When Juli Ghazi met LC classmate Manuel Campbell, she instantly knew they were like-minded and like-spirited. “As I was exploring the idea of opening a new business, Manuel quickly became part-advisor-part-cheerleader and was 100% supportive of where my ideas for Pure Pizza were headed,” says Ghazi. Campbell helped Ghazi piece together a financial analysis, which is critical for start-ups in a downturn economy. “I’m forever grateful for the work he did,” says Ghazi. Today, Ghazi uses her business to impact communities near and far. “LC gave me a greater sense of what impacts the Charlotte community such as affordable housing, fair wages, and access to healthy food options, to name only a few.” Pure Pizza is committed to paying living wages and offering a variety of benefits. It also provides micro-funds to farmers in developing countries, encouraging entrepreneurial independence through sustainable farming practices. “Through collaboration, volunteerism and business ethos, both myself and our employees have been able to be involved in the fabric of needs within our Charlotte community.”

Joe Taylor
LC Class 31
Managing Partner, Centerlane Capital

Carol Hardison
LC Class 31
CEO, Crisis Assistance Ministry

“Invaluable.” That’s how Carol Hardison describes her relationship with classmate Joe Taylor. Carol—the CEO of Crisis Assistance Ministry—wound up sitting next to Joe—the managing partner at Centerlane Capital—during one of LC’s bus tours. The two started talking. “We talked about Crisis Assistance Ministry and its need for basic gently used household items such as furniture, beds, and appliances for customers who were moving from temporary to permanent housing,” says Joe. “Carol and I mapped out a strategy to grow this part of the agency and I started volunteering my time to help make this a reality.” Joe was able to use his real estate connections to find a new furniture bank location that was three times bigger and much closer to the Crisis Assistance Ministry’s main office.
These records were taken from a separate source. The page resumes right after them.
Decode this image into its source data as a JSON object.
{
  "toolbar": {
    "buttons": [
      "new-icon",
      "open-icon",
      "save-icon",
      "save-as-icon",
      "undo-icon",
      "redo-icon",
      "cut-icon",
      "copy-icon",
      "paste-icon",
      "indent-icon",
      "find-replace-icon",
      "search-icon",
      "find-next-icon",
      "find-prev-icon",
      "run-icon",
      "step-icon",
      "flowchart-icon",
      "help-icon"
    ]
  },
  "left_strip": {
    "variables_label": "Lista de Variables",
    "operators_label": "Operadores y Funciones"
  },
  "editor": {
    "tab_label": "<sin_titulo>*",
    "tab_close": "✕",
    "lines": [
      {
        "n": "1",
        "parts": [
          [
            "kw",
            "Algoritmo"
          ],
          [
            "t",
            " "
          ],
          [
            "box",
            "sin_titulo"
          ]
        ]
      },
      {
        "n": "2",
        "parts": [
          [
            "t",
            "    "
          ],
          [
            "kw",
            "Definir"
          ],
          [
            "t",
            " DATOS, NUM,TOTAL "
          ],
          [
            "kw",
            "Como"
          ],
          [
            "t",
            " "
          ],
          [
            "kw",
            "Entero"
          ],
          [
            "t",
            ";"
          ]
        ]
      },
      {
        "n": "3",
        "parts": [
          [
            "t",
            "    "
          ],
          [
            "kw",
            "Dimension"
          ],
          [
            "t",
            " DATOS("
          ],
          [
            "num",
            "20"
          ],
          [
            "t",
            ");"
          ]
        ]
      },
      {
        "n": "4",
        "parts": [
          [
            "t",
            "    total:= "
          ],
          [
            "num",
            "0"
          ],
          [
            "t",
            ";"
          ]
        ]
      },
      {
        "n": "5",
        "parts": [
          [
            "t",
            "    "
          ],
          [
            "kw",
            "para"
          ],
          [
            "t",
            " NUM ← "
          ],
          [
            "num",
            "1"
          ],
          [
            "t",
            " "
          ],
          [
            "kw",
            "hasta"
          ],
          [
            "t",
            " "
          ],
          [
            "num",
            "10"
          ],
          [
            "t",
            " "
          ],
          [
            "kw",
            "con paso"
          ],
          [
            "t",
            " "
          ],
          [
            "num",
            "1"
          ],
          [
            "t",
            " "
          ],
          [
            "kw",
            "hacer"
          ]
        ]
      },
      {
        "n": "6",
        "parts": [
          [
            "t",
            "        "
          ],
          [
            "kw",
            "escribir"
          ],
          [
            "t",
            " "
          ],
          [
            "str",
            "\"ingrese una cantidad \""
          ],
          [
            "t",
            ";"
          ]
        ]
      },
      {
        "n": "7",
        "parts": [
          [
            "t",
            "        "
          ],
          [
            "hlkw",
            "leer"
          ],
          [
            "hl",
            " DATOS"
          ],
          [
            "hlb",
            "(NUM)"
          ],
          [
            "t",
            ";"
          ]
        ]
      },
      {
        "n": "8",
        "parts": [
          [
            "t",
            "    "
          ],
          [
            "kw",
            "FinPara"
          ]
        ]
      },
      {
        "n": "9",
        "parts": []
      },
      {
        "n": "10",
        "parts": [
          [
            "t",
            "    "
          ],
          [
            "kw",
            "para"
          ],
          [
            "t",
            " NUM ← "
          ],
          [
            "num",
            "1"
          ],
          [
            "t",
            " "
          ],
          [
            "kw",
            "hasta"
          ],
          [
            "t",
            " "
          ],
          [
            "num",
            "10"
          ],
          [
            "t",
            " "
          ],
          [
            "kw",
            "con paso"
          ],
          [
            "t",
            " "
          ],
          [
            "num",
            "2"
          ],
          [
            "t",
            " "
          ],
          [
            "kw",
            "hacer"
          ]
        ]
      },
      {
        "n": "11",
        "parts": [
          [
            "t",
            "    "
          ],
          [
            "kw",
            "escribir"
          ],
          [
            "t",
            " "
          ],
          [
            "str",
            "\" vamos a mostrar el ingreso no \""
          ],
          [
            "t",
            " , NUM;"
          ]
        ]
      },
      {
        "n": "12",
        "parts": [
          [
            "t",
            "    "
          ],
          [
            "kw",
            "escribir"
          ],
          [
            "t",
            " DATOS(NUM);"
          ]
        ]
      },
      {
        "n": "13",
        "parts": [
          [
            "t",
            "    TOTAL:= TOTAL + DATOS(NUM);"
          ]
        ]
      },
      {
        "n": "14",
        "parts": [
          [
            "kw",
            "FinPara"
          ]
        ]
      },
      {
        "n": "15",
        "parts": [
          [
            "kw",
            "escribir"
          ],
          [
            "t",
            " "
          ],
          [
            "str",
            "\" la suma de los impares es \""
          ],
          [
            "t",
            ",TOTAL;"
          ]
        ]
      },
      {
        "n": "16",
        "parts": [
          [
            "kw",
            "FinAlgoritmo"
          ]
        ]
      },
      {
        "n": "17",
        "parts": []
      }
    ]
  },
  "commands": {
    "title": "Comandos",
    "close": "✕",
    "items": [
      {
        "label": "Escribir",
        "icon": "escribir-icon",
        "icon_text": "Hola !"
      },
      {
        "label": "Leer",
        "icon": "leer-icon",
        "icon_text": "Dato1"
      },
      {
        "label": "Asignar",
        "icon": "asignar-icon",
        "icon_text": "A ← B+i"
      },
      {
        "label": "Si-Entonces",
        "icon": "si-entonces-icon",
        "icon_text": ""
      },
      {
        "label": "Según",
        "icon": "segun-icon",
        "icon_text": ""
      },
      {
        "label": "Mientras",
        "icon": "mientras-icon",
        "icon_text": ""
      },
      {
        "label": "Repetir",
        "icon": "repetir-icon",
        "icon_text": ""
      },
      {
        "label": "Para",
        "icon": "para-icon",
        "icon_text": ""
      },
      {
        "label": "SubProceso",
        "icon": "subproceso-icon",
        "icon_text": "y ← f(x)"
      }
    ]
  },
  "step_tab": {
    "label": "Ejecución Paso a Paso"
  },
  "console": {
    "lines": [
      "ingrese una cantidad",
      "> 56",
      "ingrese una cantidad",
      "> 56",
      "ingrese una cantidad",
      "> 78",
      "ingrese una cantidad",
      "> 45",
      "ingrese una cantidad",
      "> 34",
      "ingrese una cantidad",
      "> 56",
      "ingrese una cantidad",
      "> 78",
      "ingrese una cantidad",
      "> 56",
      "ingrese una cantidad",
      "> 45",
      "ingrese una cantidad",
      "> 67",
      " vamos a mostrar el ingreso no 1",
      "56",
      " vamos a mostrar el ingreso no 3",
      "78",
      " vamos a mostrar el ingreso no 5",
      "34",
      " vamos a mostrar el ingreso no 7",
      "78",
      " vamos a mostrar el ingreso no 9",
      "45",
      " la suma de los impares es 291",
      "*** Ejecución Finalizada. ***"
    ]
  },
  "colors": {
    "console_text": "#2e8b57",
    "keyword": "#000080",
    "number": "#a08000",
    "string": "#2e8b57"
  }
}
Since the relocation, there’s been a dramatic increase in furniture donations and corporate partnerships that have donated brand new appliances. “The number of clients served has grown to over 50,000 and the furniture bank is now an integral, critical, and sustainable part of Crisis Assistance Ministry,” says Joe, who sits on the agency’s board of directors. Adds Carol, “I don’t know how I would’ve met Joe otherwise without LC.”
Toussaint Romain
LC Class 31
Community Attorney and Adjunct Professor
Doug Smith
LC Class 31
Commercial Banking Executive

Despite working in adjacent office buildings, Doug Smith and Toussaint Romain would’ve never met were it not for LC. The two were roommates at opening weekend and during the program they connected. But not “in the superficial way,” Toussaint says. “Connection in its original Latin means ‘to thoroughly join.’ We have created a lasting friendship that has extended well beyond the LC program. We have connected in a way that our families know each other. I’ve been to his house; we talk about work and difficult career decisions; we confide in each other and have prayed for each other.” In 2016, Doug and his oldest son were watching live coverage of the Charlotte protests. “My son asked, ‘Dad, is that Mr. Toussaint?’” says Doug. “Toussaint had decided to step in between protestors and CMPD that night. I was already vested in what was happening in Charlotte that night, but that vesting was multiplied by a million when I saw Toussaint,” Doug says. “I suddenly had a true realization of how torn our city had become thanks to the courage of my close friend! I owe him for further awakening me that night to what was transpiring in Charlotte and how important it is to take a stand for what you believe in.” LC didn’t change the fact that Doug and Toussaint live in two separate worlds. “We were separated by an abyss of differences,” Toussaint says, “but our relationship was bridged through LC.”